On Jan 27, 2016, at 09:55, Mirmojtaba Gharibi <mojtaba.gharibi at gmail.com> wrote:
> 
>> On Wed, Jan 27, 2016 at 2:29 AM, Andrew Barnert <abarnert at yahoo.com> wrote:
>>> On Jan 26, 2016, at 22:19, Mirmojtaba Gharibi <mojtaba.gharibi at gmail.com> wrote:
>>> 
>>> Yes, I'm aware sequence unpacking.
>>> There is an overlap like you mentioned, but there are things that can't be done with sequence unpacking, but can be done here.
>>> 
>>> For example, let's say you're given two lists that are not necessarily numbers, so you can't use numpy, but you want to apply some component-wise operator between each component. This is something you can't do with sequence unpacking or with numpy.
>> 
>> Yes, you can do it with numpy.
>> 
>> Obviously you don't get the performance benefits when you aren't using "native" types (like int32) and operations that have vectorizes implementations (like adding two arrays of int32 or taking the dot product of float64 matrices), but you do still get the same elementwise operators, and even a way to apply arbitrary callables over arrays, or even other collections:
>> 
>>     >>> firsts = ['John', 'Jane']
>>     >>> lasts = ['Smith', 'Doe']
>>     >>> np.vectorize('{1}, {0}'.format)(firsts, lasts)
>>     array(['Smith, John', 'Doe, Jane'], dtype='<U11)
> I think the form I am suggesting is simpler and more readable.

But the form you're suggesting doesn't work for vectorizing arbitrary functions, only for operator expressions (including simple function calls, but that doesn't help for more general function calls). The fact that numpy is a little harder to read for cases that your syntax can't handle at all is hardly a strike against numpy.

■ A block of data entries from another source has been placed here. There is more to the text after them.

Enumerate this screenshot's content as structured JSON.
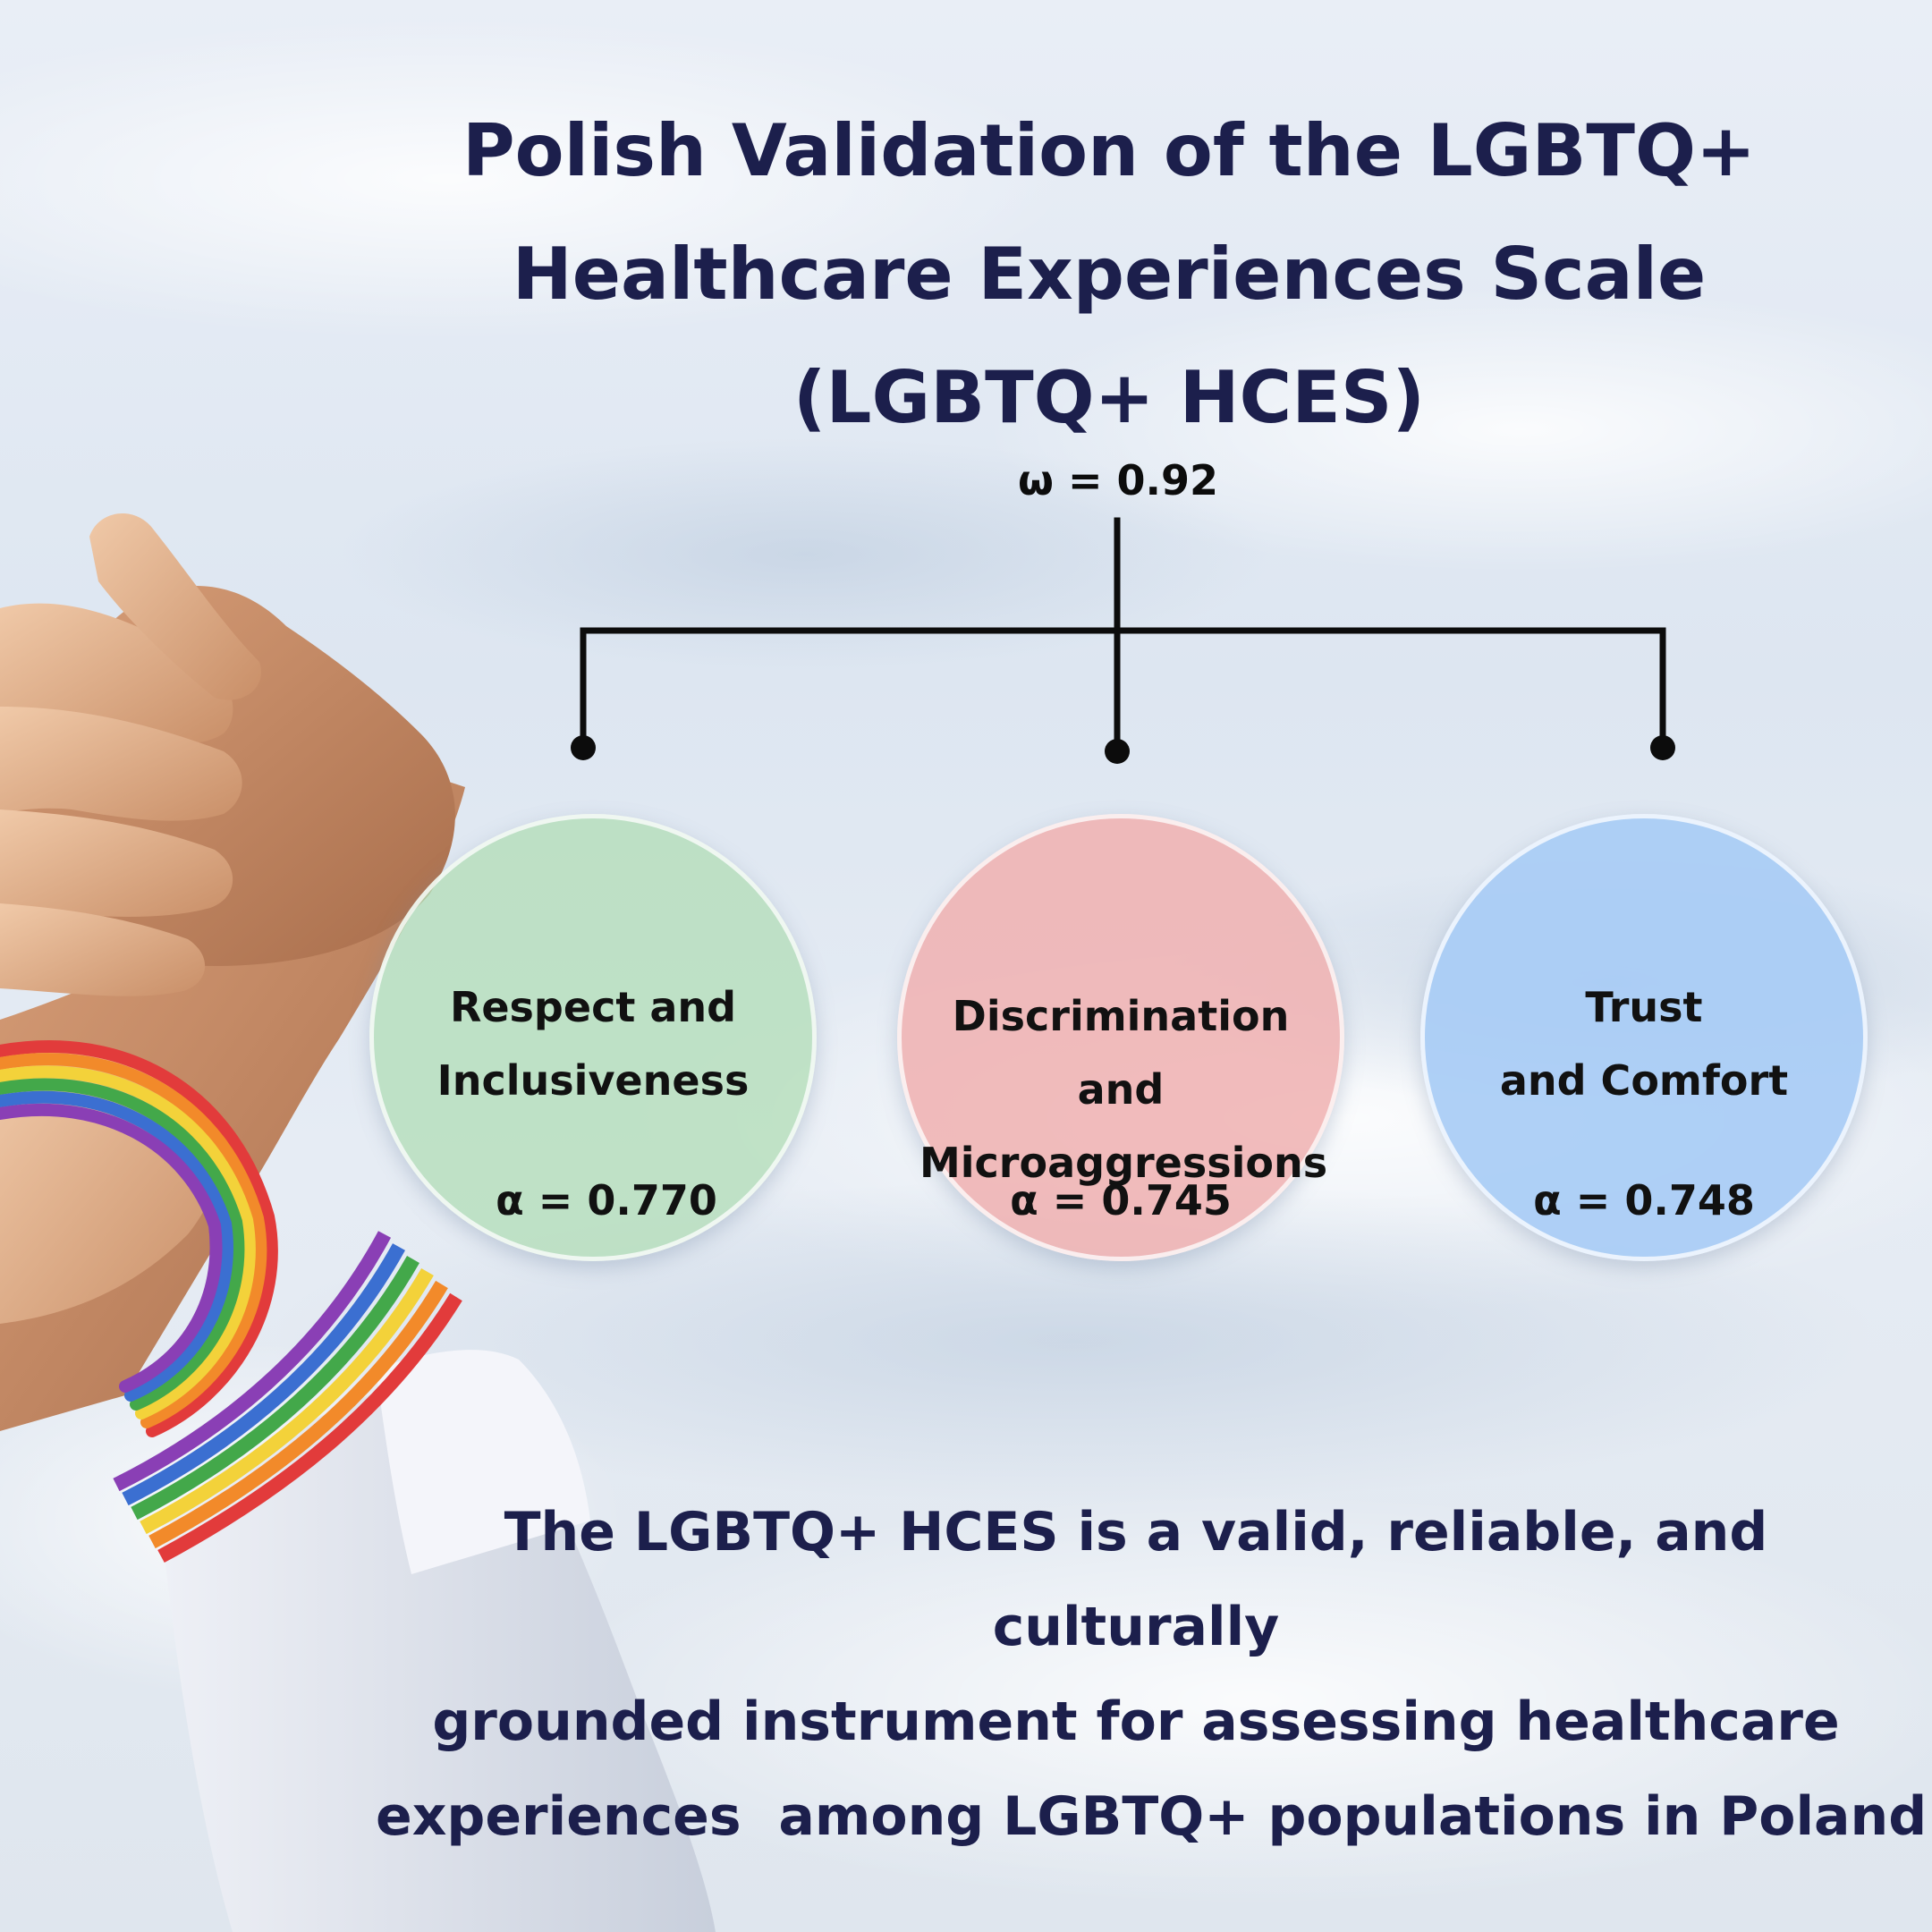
{
  "title": {
    "line1": "Polish Validation of the LGBTQ+",
    "line2": "Healthcare Experiences Scale",
    "line3": "(LGBTQ+ HCES)"
  },
  "omega": "ω = 0.92",
  "factors": [
    {
      "line1": "Respect and",
      "line2": "Inclusiveness",
      "alpha": "α = 0.770",
      "color": "#b4deb8"
    },
    {
      "line1": "Discrimination and",
      "line2": "Microaggressions",
      "alpha": "α = 0.745",
      "color": "#f0b0b0"
    },
    {
      "line1": "Trust",
      "line2": "and Comfort",
      "alpha": "α = 0.748",
      "color": "#a8ccf5"
    }
  ],
  "conclusion": {
    "line1": "The LGBTQ+ HCES is a valid, reliable, and culturally",
    "line2": "grounded instrument for assessing healthcare",
    "line3": "experiences  among LGBTQ+ populations in Poland"
  },
  "colors": {
    "title": "#1c1f4c",
    "connector": "#0c0c0c"
  }
}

And, as I already explained, for the cases where your form _does_ work, numpy already does it, without all the sigils:

    c = a + b

    c = a*a + 2*a*b + b*b

    c = (a * b).sum()

It also works nicely over multiple dimensions. For example, if a and b are both arrays of N 3-vectors instead of just being 3-vectors, you can still elementwise-add them just with +; you can sum all of the results with sum(axis=1); etc. How would you write any of those things with your $-syntax?

> I'm happy you brought vectorize to my attention though. I think as soon you make the statement just a bit complex, it would become really complicated with vectorize. 
> 
> For example lets say you have 
> x=[1,2,3,4,5,...]
> y=['A','BB','CCC',...]
> p=[2,3,4,6,6,...]
> r=[]*n
> 
> $r = str(len($y*$p)+$x)

As a side note, []*n is always just []. Maybe you meant [None for _ in range(n)] or [None]*n? Also, where does n come from? It doesn't seem to have anything to do with the lengths of x, y, and p. So, what happens if it's shorter than them? Or longer? With numpy, of course, that isn't a problem--there's no magic being attempted on the = operator (which is good, because = isn't an operator in Python, and I'm not sure how you'd even properly define your design, much less implement it); the operators just create arrays of the right length.

Anyway, that's still mostly just operators. You _could_ wrap up an operator expression in a function to vectorize, but you almost never want to. Just use the operators directly on the arrays. 

So, let's try a case that has even some minimal amount of logic, where translating to operators would be clumsy at best:

    @np.vectorize
    def sillyslice(y, x, p):
        if x < p: return y[x:p]
        return y[p:x]

    r = sillyslice(y, x, p)

Being a separate function provides all the usual benefits: sillyslice is reusable, debuggable, unit-testable, usable as a first-class object, etc. But forget that; how would you do this at all with your $-syntax?

Since you didn't answer any of my other questions, I'll snip them and repost shorter versions:

* what's wrong with using numpy?
* what's wrong with APL or J or MATLAB?
* what's wrong with making the operators elementwise instead of wrapping the objects in some magic thing?
* what is the type of that magic thing anyway?